У моих новых подружек тоже были пианино, аккордеоны. Мы обменивались нотами, как сейчас СД. Инициатором нашего музыкального образования была она – пани Олеша. Никаких уроков, никаких оплат. Она приходила и играла в своё удовольствие, а потом и меня усаживала за мазурки, вальсы, полонезы, отрывки из оперетт. Родители дни и ночи работали, мы были на попечении домработниц, которые не вмешивались ни во что. У нас был радиоприёмник «Пионер» – роскошь по тем временам. Бывало, звучит музыка. Вдруг приоткрывается дверь, просовывается орлиный нос и каркающий голос произносит: «Йохан Штраус!!!», – после чего дверь захлопывается.

Режим пани Олеши был определён и неуклонен. По утрам она проплывала через сад к «скворешнику» (других удобств не было), неся белую фарфоровую «ночную вазу». Потом – променад: налево по улице Мицкевича, опять налево по Горького, минуя Погранотряд (так называлась воинская часть, расположенная вдоль огромного оврага, пересекающего весь город), затем налево по улице Элизы Ожешко, центральной в городе (Дом офицеров, Дом пионеров, работающий костёл...), опять налево по улице 17 Сентября, на которой за толстой каменной стеной, охраняемый милиционерами особняк секретаря Обкома КП Белоруссии Сергея Притыцкого, и, наконец, опять налево по Мицкевича домой. Круг приличный! Но была одна особенность, которую заметили и мы – дети.

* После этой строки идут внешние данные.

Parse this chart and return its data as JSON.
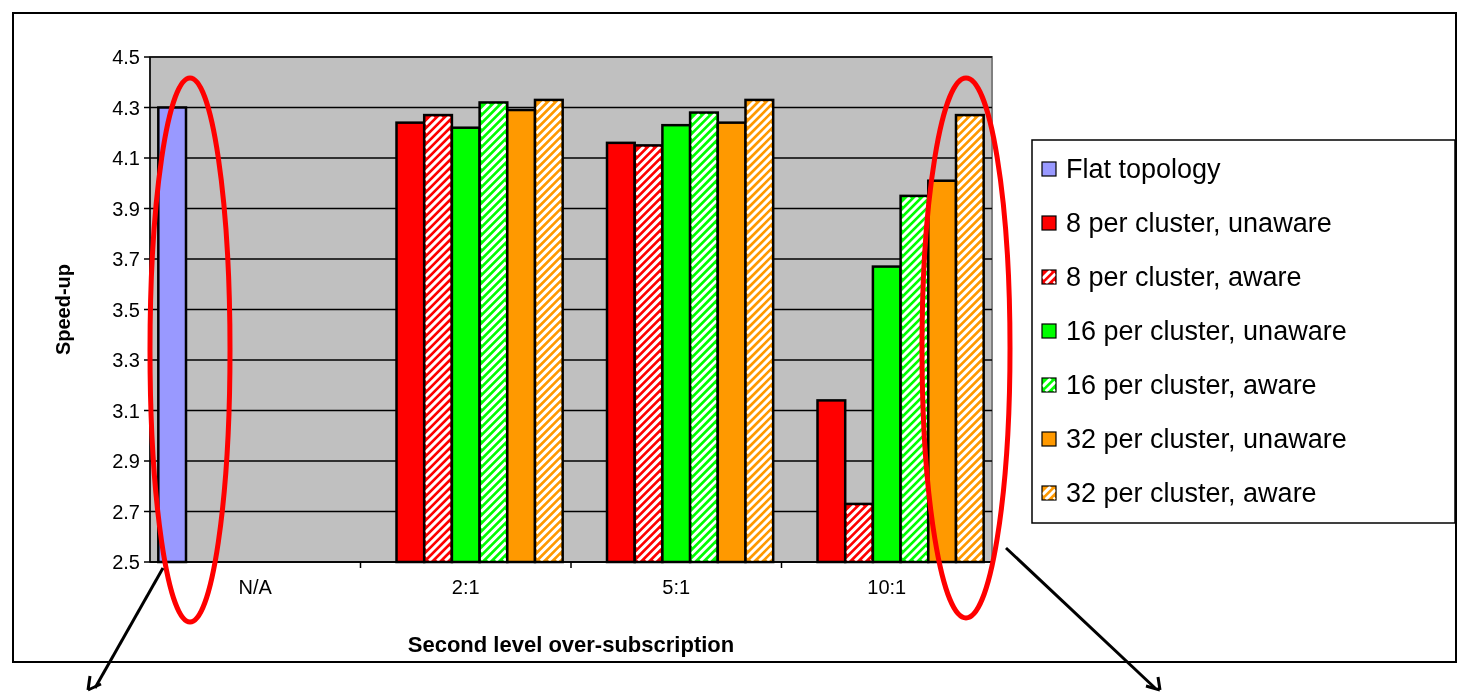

Когда приходил день Выборов – пани Олеша заболевала.

Она не поднималась с постели, пока не привозили урну для голосования домой.

Выполнив навязанный гражданский долг, она вставала и бодро шагала по привычному маршруту. И её не трогали!

Уважение, скорее глубокое почтение окружающих соседей, будоражило любопытство. Но интерес к её комнате описать невозможно. Всё, что я видела, слышала, читала там – это был совершенно другой мир. Дверь открывалась прямо перед зеркалом. Серебряное в чёрной деревянной раме, оно почти доставало потолка. А высота потолков была не менее четырёх метров. Мебель была царская – так говорила пани Олеша. Одежда была от царского портного, обувь – от царского сапожника, чёрная бархатная шляпка, гарусная шаль. Постоянно звучала фраза: «Разве сейчас умеют так шить!» На высоком комоде – фотографии её мужа и дочери. Муж – красивый господин с пышными седыми усами был пьяницей и картёжником. Всё проиграл, умер и оставил её ни с чем. Дочь умерла от тифа по дороге в эмиграцию. Уезжали от большевиков из Одессы в Польшу. И только одной фотографии не было в этом маленьком музее памяти – фотографии любимого сына Юрика. Для меня он был тоже Юрик. Она рассказывала о нём бесконечно. Страданием всей жизни был отказ юноши уехать вместе с семьёй. Связь с ним оборвалась. Ольга Владиславовна поселилась в доме польской графини. Жила, как сейчас понимаю, в качестве приживалки: ни родных, ни средств к существованию. В 1939 году, перед присоединением Западной Белоруссии к СССР, графиня успела уехать в Польшу. Пани Олеша осталась одна. Жила там и при немцах. Как? Она не рассказывала. Её образованность включала знание европейских языков. Мне она мимоходом сказала, что Библию читала на древнееврейском. Советская власть ей выделила 65 рублей пенсии. Можно ли было на это жить, когда зарплаты начислялись в тысячах? Соседки-польки регулярно приносили ей молоко и молочные продукты, так как у всех было хозяйство – без этого после войны прожить было нельзя. О деньгах никто не заикался. Когда мы поселились в этой квартире, она стала членом нашей семьи – питание перестало быть проблемой. Только много лет спустя я оценила смелость моих родителей. Их не интересовали детали – соседка не должна голодать, вот и всё.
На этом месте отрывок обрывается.